Dogs That Will Eat Anything
Will your dog eat everything and anything? We want to assure you that you aren't alone. While many dog owners may find this behavior disturbing it's actually a natural scavenging behavior in canines. Puppies could be especially keen on consuming things they discover such as stones, trash, leaves, and even dead animals.
The Reasons Why Dogs Eat Certain Things
The term for eating non-edible items in both humans and animals is Pica. Dogs with pica have an almost compulsive urge to eat non-digestible items such as rocks, dirt, and sticks. It's believed that animals with pica could be missing essential minerals or other nutrients from their diet. If you believe that your dog's impulse to snack on nonedible items could be a sign of pica, contact your veterinarian.
Below are some of the most common substances that our canine companions love to eat:
Dogs will often nibble on grass, although some dogs enjoy grass-eating more than others. Provided that your pooch is otherwise healthy, eating grass is generally considered to be safe provided that the grass is not heavily coated in chemicals.
It is believed that dogs eat grass for a variety of reasons including introducing more fiber into their gastrointestinal tract, relieving boredom, and simply because they enjoy it. If your pup is eating an alarming amount of grass speak to your vet about ways to curb this canine behavior.

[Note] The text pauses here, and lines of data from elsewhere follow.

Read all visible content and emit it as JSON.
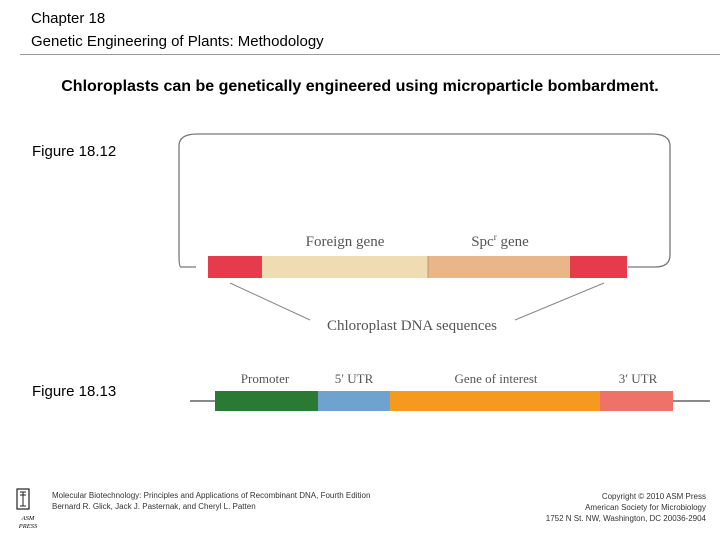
{
  "header": {
    "chapter": "Chapter 18",
    "subtitle": "Genetic Engineering of Plants: Methodology"
  },
  "headline": "Chloroplasts can be genetically engineered using microparticle bombardment.",
  "figure_18_12": {
    "label": "Figure 18.12",
    "foreign_gene": "Foreign gene",
    "spc_gene_prefix": "Spc",
    "spc_gene_sup": "r",
    "spc_gene_suffix": " gene",
    "chloroplast_dna": "Chloroplast DNA sequences",
    "colors": {
      "flank": "#e53b4d",
      "foreign": "#efdcb2",
      "spc": "#e9b68a",
      "outline": "#777777"
    }
  },
  "figure_18_13": {
    "label": "Figure 18.13",
    "promoter": "Promoter",
    "utr5": "5′ UTR",
    "gene_of_interest": "Gene of interest",
    "utr3": "3′ UTR",
    "colors": {
      "promoter": "#2a7a34",
      "utr5": "#6ea3cf",
      "gene": "#f59a1f",
      "utr3": "#ee7268"
    }
  },
  "footer": {
    "book_title": "Molecular Biotechnology: Principles and Applications of Recombinant DNA, Fourth Edition",
    "authors": "Bernard R. Glick, Jack J. Pasternak, and Cheryl L. Patten",
    "copyright": "Copyright © 2010 ASM Press",
    "society": "American Society for Microbiology",
    "address": "1752 N St. NW, Washington, DC 20036-2904",
    "logo_text_1": "ASM",
    "logo_text_2": "PRESS"
  }
}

It's common for puppies to eat dirt. The reason why dogs decide to eat dirt is unknown, however, it's believed that it's partially due to the different scents given off by different areas such as a field, forest floor, or your mulch pile. It could be that eating dirts helps puppies to understand the world around them better. If your pooch takes the odd taste of dirt there's probably nothing to worry about.

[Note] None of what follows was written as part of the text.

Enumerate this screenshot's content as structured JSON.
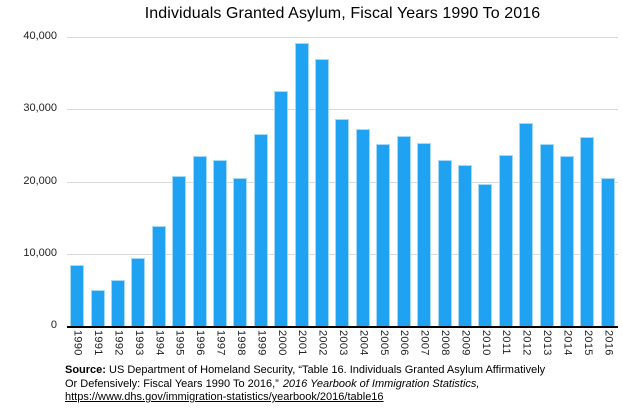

That said, eating large amounts of dirt can be problematic since too much could clog up your dog's digestive tract. If your pooch loves to eat dirt, speak to your vet about what might be causing the behavior and what you can do to stop it.

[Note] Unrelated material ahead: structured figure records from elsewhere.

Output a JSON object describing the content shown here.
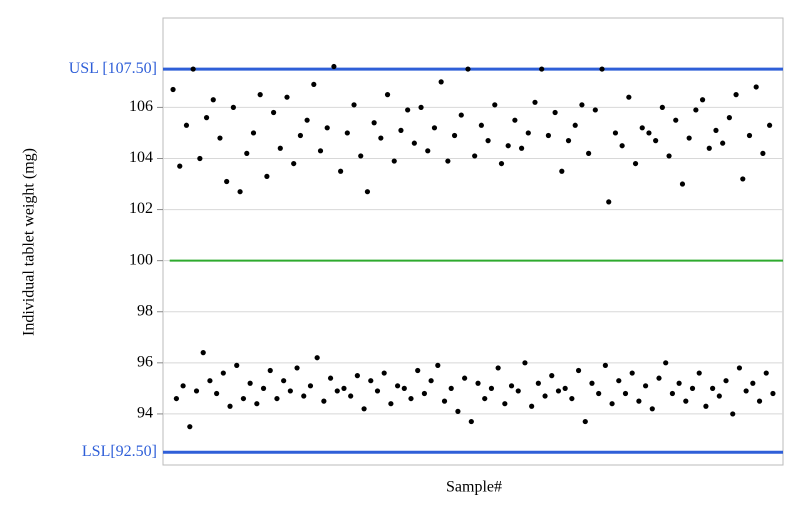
{
  "chart_data": {
    "type": "scatter",
    "x_label": "Sample#",
    "y_label": "Individual tablet weight (mg)",
    "xlim": [
      -2,
      183
    ],
    "ylim": [
      92,
      109.5
    ],
    "yticks": [
      94,
      96,
      98,
      100,
      102,
      104,
      106
    ],
    "grid": true,
    "reference_lines": [
      {
        "value": 107.5,
        "label": "USL [107.50]",
        "color": "#2f5fd8"
      },
      {
        "value": 100,
        "color": "#2eaa2e"
      },
      {
        "value": 92.5,
        "label": "LSL[92.50]",
        "color": "#2f5fd8"
      }
    ],
    "series": [
      {
        "color": "#000000",
        "x": [
          1,
          3,
          5,
          7,
          9,
          11,
          13,
          15,
          17,
          19,
          21,
          23,
          25,
          27,
          29,
          31,
          33,
          35,
          37,
          39,
          41,
          43,
          45,
          47,
          49,
          51,
          53,
          55,
          57,
          59,
          61,
          63,
          65,
          67,
          69,
          71,
          73,
          75,
          77,
          79,
          81,
          83,
          85,
          87,
          89,
          91,
          93,
          95,
          97,
          99,
          101,
          103,
          105,
          107,
          109,
          111,
          113,
          115,
          117,
          119,
          121,
          123,
          125,
          127,
          129,
          131,
          133,
          135,
          137,
          139,
          141,
          143,
          145,
          147,
          149,
          151,
          153,
          155,
          157,
          159,
          161,
          163,
          165,
          167,
          169,
          171,
          173,
          175,
          177,
          179
        ],
        "values": [
          106.7,
          103.7,
          105.3,
          107.5,
          104.0,
          105.6,
          106.3,
          104.8,
          103.1,
          106.0,
          102.7,
          104.2,
          105.0,
          106.5,
          103.3,
          105.8,
          104.4,
          106.4,
          103.8,
          104.9,
          105.5,
          106.9,
          104.3,
          105.2,
          107.6,
          103.5,
          105.0,
          106.1,
          104.1,
          102.7,
          105.4,
          104.8,
          106.5,
          103.9,
          105.1,
          105.9,
          104.6,
          106.0,
          104.3,
          105.2,
          107.0,
          103.9,
          104.9,
          105.7,
          107.5,
          104.1,
          105.3,
          104.7,
          106.1,
          103.8,
          104.5,
          105.5,
          104.4,
          105.0,
          106.2,
          107.5,
          104.9,
          105.8,
          103.5,
          104.7,
          105.3,
          106.1,
          104.2,
          105.9,
          107.5,
          102.3,
          105.0,
          104.5,
          106.4,
          103.8,
          105.2,
          105.0,
          104.7,
          106.0,
          104.1,
          105.5,
          103.0,
          104.8,
          105.9,
          106.3,
          104.4,
          105.1,
          104.6,
          105.6,
          106.5,
          103.2,
          104.9,
          106.8,
          104.2,
          105.3
        ]
      },
      {
        "color": "#000000",
        "x": [
          2,
          4,
          6,
          8,
          10,
          12,
          14,
          16,
          18,
          20,
          22,
          24,
          26,
          28,
          30,
          32,
          34,
          36,
          38,
          40,
          42,
          44,
          46,
          48,
          50,
          52,
          54,
          56,
          58,
          60,
          62,
          64,
          66,
          68,
          70,
          72,
          74,
          76,
          78,
          80,
          82,
          84,
          86,
          88,
          90,
          92,
          94,
          96,
          98,
          100,
          102,
          104,
          106,
          108,
          110,
          112,
          114,
          116,
          118,
          120,
          122,
          124,
          126,
          128,
          130,
          132,
          134,
          136,
          138,
          140,
          142,
          144,
          146,
          148,
          150,
          152,
          154,
          156,
          158,
          160,
          162,
          164,
          166,
          168,
          170,
          172,
          174,
          176,
          178,
          180
        ],
        "values": [
          94.6,
          95.1,
          93.5,
          94.9,
          96.4,
          95.3,
          94.8,
          95.6,
          94.3,
          95.9,
          94.6,
          95.2,
          94.4,
          95.0,
          95.7,
          94.6,
          95.3,
          94.9,
          95.8,
          94.7,
          95.1,
          96.2,
          94.5,
          95.4,
          94.9,
          95.0,
          94.7,
          95.5,
          94.2,
          95.3,
          94.9,
          95.6,
          94.4,
          95.1,
          95.0,
          94.6,
          95.7,
          94.8,
          95.3,
          95.9,
          94.5,
          95.0,
          94.1,
          95.4,
          93.7,
          95.2,
          94.6,
          95.0,
          95.8,
          94.4,
          95.1,
          94.9,
          96.0,
          94.3,
          95.2,
          94.7,
          95.5,
          94.9,
          95.0,
          94.6,
          95.7,
          93.7,
          95.2,
          94.8,
          95.9,
          94.4,
          95.3,
          94.8,
          95.6,
          94.5,
          95.1,
          94.2,
          95.4,
          96.0,
          94.8,
          95.2,
          94.5,
          95.0,
          95.6,
          94.3,
          95.0,
          94.7,
          95.3,
          94.0,
          95.8,
          94.9,
          95.2,
          94.5,
          95.6,
          94.8
        ]
      }
    ]
  }
}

Many dogs love to play with and eat rocks, which can be a real health concern. Chewing rocks can lead to damage to teeth and gums, and choking is a very serious hazard. If your dog is a teething puppy, try supplying your pooch with lots of fun chew toys.
If your adult dog has an obsession with eating rocks, we suggest taking them to the vet. Rock eating may be a symptom of anxiety, attention-seeking, or boredom. Your vet will help you determine the cause of your dog's rock-eating and offer you advice on how to curb your pup's appetite for stones.
Dog owners approach us often at the end of their wit's regarding their dog's gross habit of eating poop. It's actually common for dogs to eat poop, and this behavior is called 'coprophagia' (kop-ruh-fey-jee-uh) and can be the result of a variety of behavioral, psychological factors, and genetics.
Eating their own poop is generally considered harmless for dogs, however eating the poop of other dogs or animals is a cause for concern since parasites, viruses, and toxins can be transmitted through feces.
One theory suggests that poop eating could be part of your dog's innate scavenging tendencies, developed as a survival tool for times when food is scarce. After all, when there is no food to be found a dog just can't afford to be too picky.
A few physical reasons why your dogs might be eating poop include:
- Diets deficient in nutrients and calories
- Malabsorption syndromes
- Steroids and other medications
- Thyroid disease, and other conditions that can cause increased appetite
Other factors that can lead to poop eating in dogs:
- Isolation and boredom
- Inappropriate association with real food
- Restrictive confinement
Ways to Curb Your Dog's Unusual Eating Habits
It doesn't matter what your pup enjoys chowing down on, there are a handful of ways you can try to curb their habit:
- Take your dog to the vet for a full examination to look for signs of illness or to discuss solutions to behavioral issues such as anxiety.
- Increase your pup's exercise and enrichment throughout the day. A tired and busy dog is less likely to nibble on things they shouldn't.
- Teach your dog to 'drop it' and 'leave it' on command. Essential know-how for every dog.
- Clean your backyard frequently to remove any rocks, poops, or other items. If it isn't there, your pup can't eat it.
Your veterinarian can give your dog a nose-to-tail examination to check for signs of illness, discuss the causes of your dog's strange eating habits, then provide you with valuable advice on your pet's nutritional and caloric requirements based on your dog's size and breed.
Note: The advice provided in this post is intended for informational purposes and does not constitute medical advice regarding pets. For an accurate diagnosis of your pet's condition, please make an appointment with your vet.